NEW DELHI. Fasten your seat belts, the captain of your plane may have fudged his papers to get a flying licence. Investigations by the Directorate General of Civil Aviation (DGCA), initiated after a woman pilot was found repeatedly landing wrongly on the nosewheel of the plane, have thrown up two more pilots who forged their qualifying papers. Fake captains are fast emerging as the biggest threat to safe flying in India.
The duo was commandeering aircraft after allegedly forging papers that showed they had cleared the tests to graduate from co-pilot to the captain's seat. One of the allegedly fake commanders, Meenakshi Sehgal, was flying with IndiGo, which has since grounded her.

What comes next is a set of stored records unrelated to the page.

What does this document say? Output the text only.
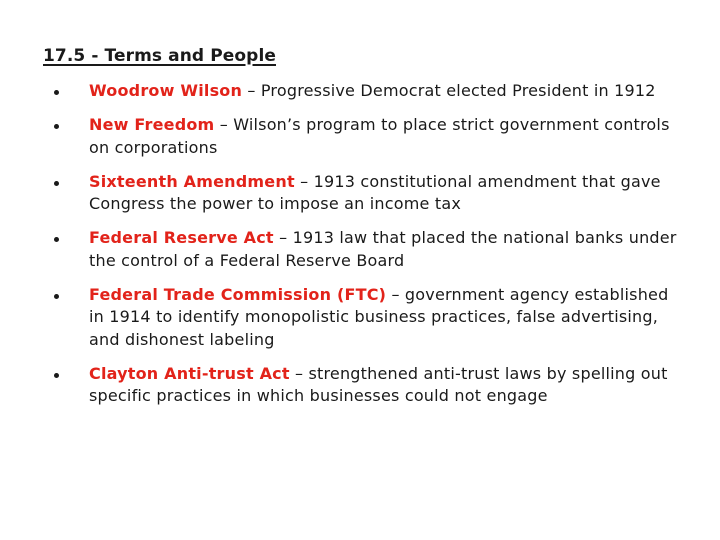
17.5 - Terms and People
Woodrow Wilson – Progressive Democrat elected President in 1912
New Freedom – Wilson’s program to place strict government controls on corporations
Sixteenth Amendment – 1913 constitutional amendment that gave Congress the power to impose an income tax
Federal Reserve Act – 1913 law that placed the national banks under the control of a Federal Reserve Board
Federal Trade Commission (FTC) – government agency established in 1914 to identify monopolistic business practices, false advertising, and dishonest labeling
Clayton Anti-trust Act – strengthened anti-trust laws by spelling out specific practices in which businesses could not engage
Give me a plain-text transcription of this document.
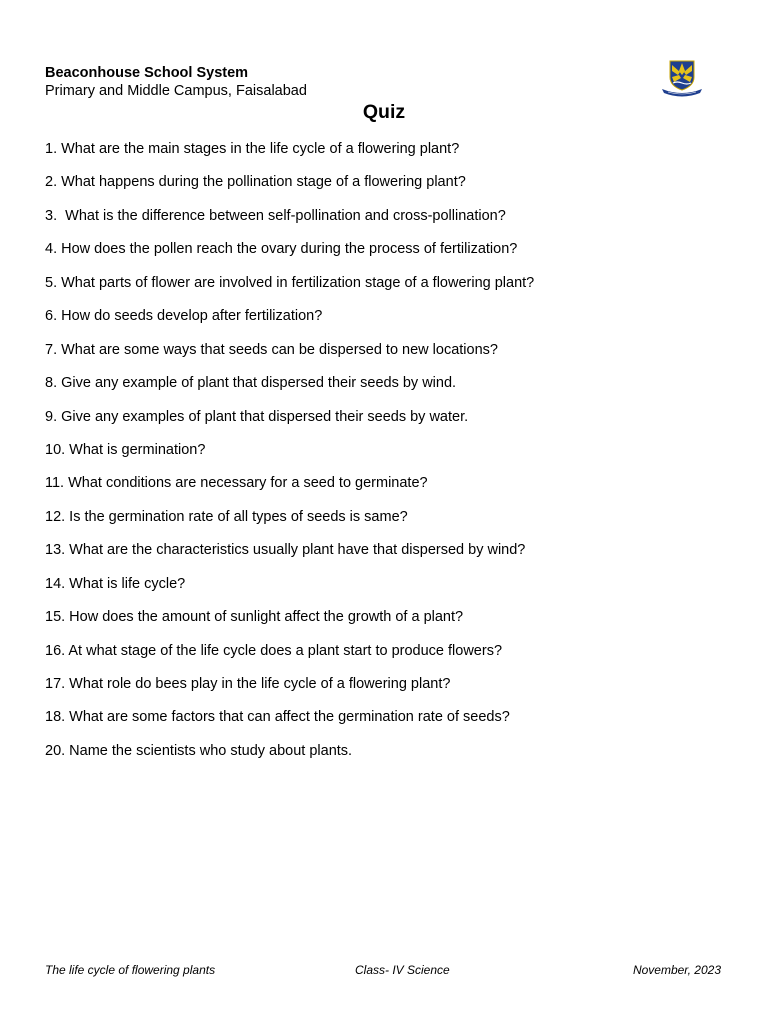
Beaconhouse School System
Primary and Middle Campus, Faisalabad
Quiz
1. What are the main stages in the life cycle of a flowering plant?
2. What happens during the pollination stage of a flowering plant?
3.  What is the difference between self-pollination and cross-pollination?
4. How does the pollen reach the ovary during the process of fertilization?
5. What parts of flower are involved in fertilization stage of a flowering plant?
6. How do seeds develop after fertilization?
7. What are some ways that seeds can be dispersed to new locations?
8. Give any example of plant that dispersed their seeds by wind.
9. Give any examples of plant that dispersed their seeds by water.
10. What is germination?
11. What conditions are necessary for a seed to germinate?
12. Is the germination rate of all types of seeds is same?
13. What are the characteristics usually plant have that dispersed by wind?
14. What is life cycle?
15. How does the amount of sunlight affect the growth of a plant?
16. At what stage of the life cycle does a plant start to produce flowers?
17. What role do bees play in the life cycle of a flowering plant?
18. What are some factors that can affect the germination rate of seeds?
20. Name the scientists who study about plants.
The life cycle of flowering plants	Class- IV Science	November, 2023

The other, Swaran Singh Talwar, was a commander with MDLR, an airline that has not been operational for months now.
What's worrying the aviation industry is that the new cases have tumbled out within a week of DGCA chief Bharat Bhushan ordering an unprecedented drive to verify pilot licences.
The action was sparked by suspicions about a woman commander of IndiGo who often landed the aircraft with the nosewheels touching down before the belly tyres.
The pilot, Parminder Kaur, was grounded for refresher training as per rules, but alongside a regulatory probe of her papers revealed that she had allegedly become a commander by giving fake marksheets of the airline transport pilot licence (ATPL) exam, which is mandatory for co-pilots to clear to become commanders. The DGCA issues this licence only after co-pilots complete 1,500 hours of flying, irrespective of when they clear it. And airlines consider even those who clear ATPL for command only after they fly for 2,000-3,000 hours as co-pilots.
The discovery of fake ATPL commanders has left the aviation ministry deeply worried due to its immense safety implications. "We are examining pilot licences and have found two more cases (of fake ATPL papers). While the licences have been revoked, these cases have also been referred to the police for further action," Bharat Bhushan said, adding that there would be no compromise on safety. Airlines share this concern as they rely only on DGCA papers to employ co-pilots and commanders.
"We have off-rostered her (Sehgal) since Sunday. We are very happy that the DGCA is investigating all its past licences. There should be a thorough check of all licences given by the DGCA, irrespective of which airline someone is working with. There can be no compromise on safety. Unfortunately, airlines can only rely on the authenticity of DGCA documents," IndiGo president Aditya Ghosh said.
Industry sources say such fudging of DGCA marksheets is unlikely to happen without insider help. It is learnt that some sections within the DGCA wanted only the fake licences to be cancelled and were opposing the move to refer the matter to police. The reason: a police probe might lead right up to them. But with no-nonsense bosses such as aviation secretary Nasim Zaidi and Bharat Bhushan, this request fell on deaf ears.
"Having a fake commander in a flight is like having a quack heading the team of doctors performing an operation," said a senior commander. What will such a person's knowledge or experience be? God save such flyers. This is as big a safety issue as can be."